The Refresh Project accomplished everything a social media program is expected to: Over 80 million votes were registered; almost 3.5 million "likes" on the Pepsi Facebook page; almost 60,000 Twitter followers. The only thing it failed to do was sell Pepsi.

It achieved all the false goals and failed to achieve the only legitimate one.

In reaction to this disaster, Massimo d'Amore, chief executive of PepsiCo Beverages Americas had this to say...
"When my ancestors went from the Middle Ages to the Renaissance, they blew up the place, so that's what we are doing."
He also said...
"We need television to make the big, bold statement...
Social media has taken a huge hit. Only zealots and fools will continue to bow down to the gods of social media.

(More on this subject here and here)


echo said...

very nice blog......

Anonymous said...

So, by that logic, a bad TV commercial means that broadcast media is a massive failure?
Surely it's the engagement level of the campaign as much as the channel used to promote it.

Anonymous said...

Correlation/causation. Try again.

Rew said...

Engagement is only half of the equation - and arguably the easy bit.

Conversion is the hard part.

Ari Firestone said...

I was forwarded a link to this page by a supplier of mine and, having now read and reread this article, I must admit that I am aghast! I don’t know who Bob Hoffman is, but I must say that his writing is an example of the most irresponsible kind of journalism – if you can call it that.

In this article, the writer provides us with some very limited statistics and then proceeds to draw conclusions about what those statistics tell us about a broad social media campaign, in specific, and social media in general. Yet, the writer makes no effort to establish any causal relationship between the campaign and the outcome. Even if we give “The Ad Contrarian” credit for offering up factual statistics (which is, in and of itself, asking us to make an unreasonable leap of faith) the onus is on the writer to demonstrate why the outcome is a direct result of the factors he points to.

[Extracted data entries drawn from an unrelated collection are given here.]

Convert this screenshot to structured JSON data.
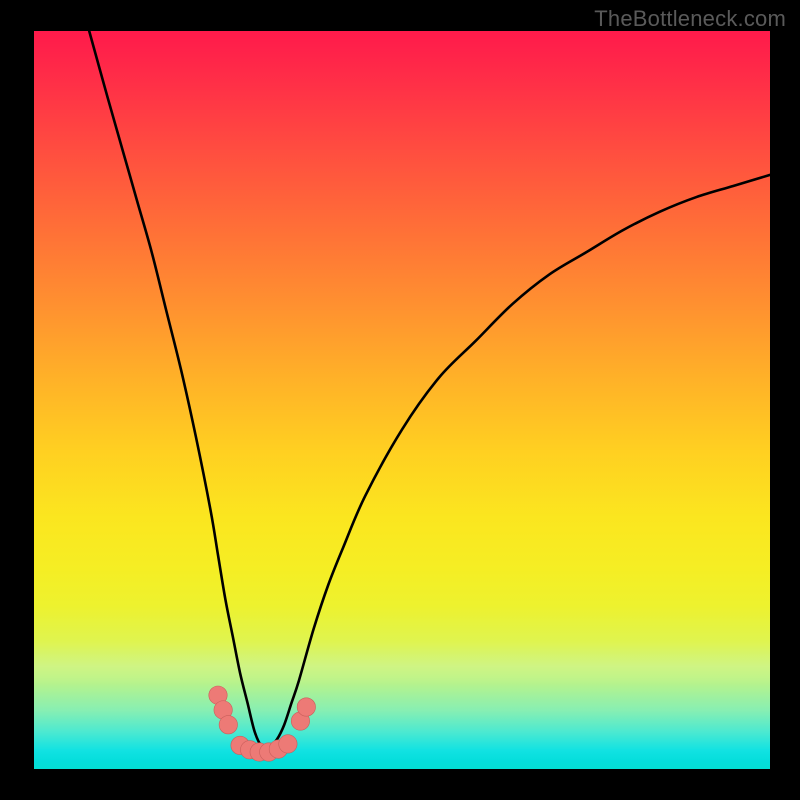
{
  "watermark": "TheBottleneck.com",
  "colors": {
    "curve": "#000000",
    "bead": "#ed7a76",
    "bead_stroke": "#c95e5b"
  },
  "chart_data": {
    "type": "line",
    "title": "",
    "xlabel": "",
    "ylabel": "",
    "xlim": [
      0,
      100
    ],
    "ylim": [
      0,
      100
    ],
    "note": "Axes are unlabeled; values are read as percentages of the plot area. y=0 is bottom (green), y=100 is top (red). The curve plots bottleneck-like magnitude vs. an unlabeled x parameter, with minimum near x≈31.",
    "series": [
      {
        "name": "curve",
        "x": [
          7.5,
          10,
          12,
          14,
          16,
          18,
          20,
          22,
          24,
          25,
          26,
          27,
          28,
          29,
          30,
          31,
          32,
          33,
          34,
          35,
          36,
          38,
          40,
          42,
          45,
          50,
          55,
          60,
          65,
          70,
          75,
          80,
          85,
          90,
          95,
          100
        ],
        "y": [
          100,
          91,
          84,
          77,
          70,
          62,
          54,
          45,
          35,
          29,
          23,
          18,
          13,
          9,
          5,
          3,
          3,
          4,
          6,
          9,
          12,
          19,
          25,
          30,
          37,
          46,
          53,
          58,
          63,
          67,
          70,
          73,
          75.5,
          77.5,
          79,
          80.5
        ]
      }
    ],
    "beads": {
      "name": "highlight-beads",
      "points": [
        {
          "x": 25.0,
          "y": 10.0
        },
        {
          "x": 25.7,
          "y": 8.0
        },
        {
          "x": 26.4,
          "y": 6.0
        },
        {
          "x": 28.0,
          "y": 3.2
        },
        {
          "x": 29.3,
          "y": 2.6
        },
        {
          "x": 30.6,
          "y": 2.3
        },
        {
          "x": 31.9,
          "y": 2.3
        },
        {
          "x": 33.2,
          "y": 2.7
        },
        {
          "x": 34.5,
          "y": 3.4
        },
        {
          "x": 36.2,
          "y": 6.5
        },
        {
          "x": 37.0,
          "y": 8.4
        }
      ],
      "radius_pct": 1.25
    }
  }
}
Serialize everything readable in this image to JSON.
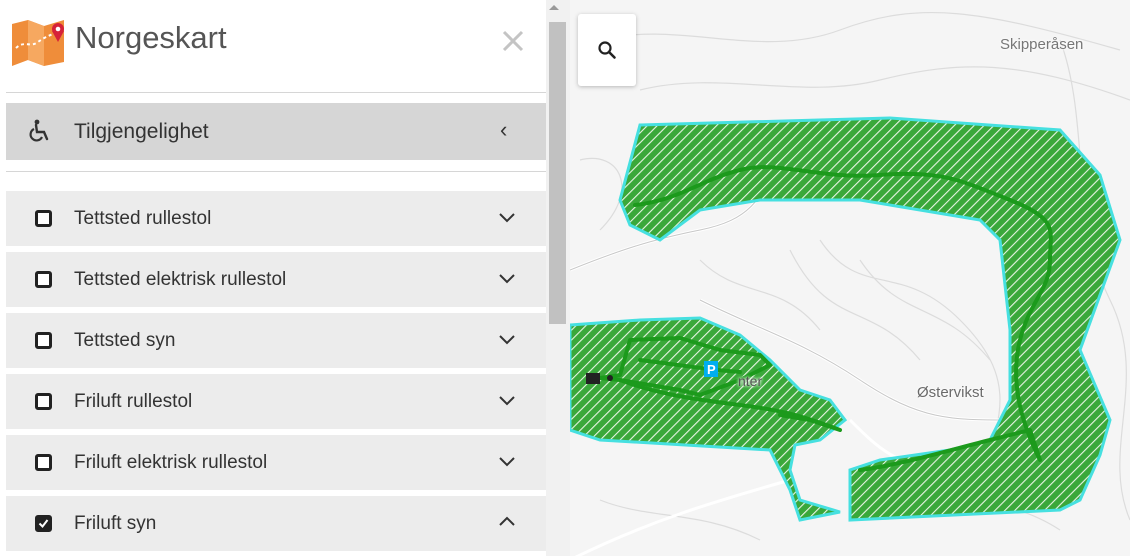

The writer first describes (quite loosely) a major social media campaign undertaken by Pepsico to promote their Pepsi and Diet Pepsi brands. The writer then points out that those two brands each subsequently lost 5% of the market share they held prior to this social media campaign. Then the writer basically asserts that social media, in general, is a failure because the campaign undertaken by Pepsico is directly responsible for the erosion of market share.

Even those with a fraction of a brain can easily envision myriad factors that could have contributed to the erosion of market share. For example, I could just as easily (and just as irresponsibly) assert that Pepsi and Diet Pepsi would have lost 20 % of their market share had it not been for the saving grace of this social media campaign. Understand that I make no assertion, because it would be as irresponsible – absent of additional facts and research – to make such a claim as the claim made by The Ad Contrarian.

In the end, the anti-social media bias of the writer is evidenced by the condescension in the last line of this article…”Only zealots and fools will continue to bow down to the gods of social media”.

Shame on The Ad Contrarian and it’s writer, Bob Hoffman!

white label social media program said...

Wrong move for Pepsi and I'm very said to hear about this. Truly social media marketing is effective but always choose where you got the great results. Traditional marketing is still effective and if this marketing give you a good results, why will you shift?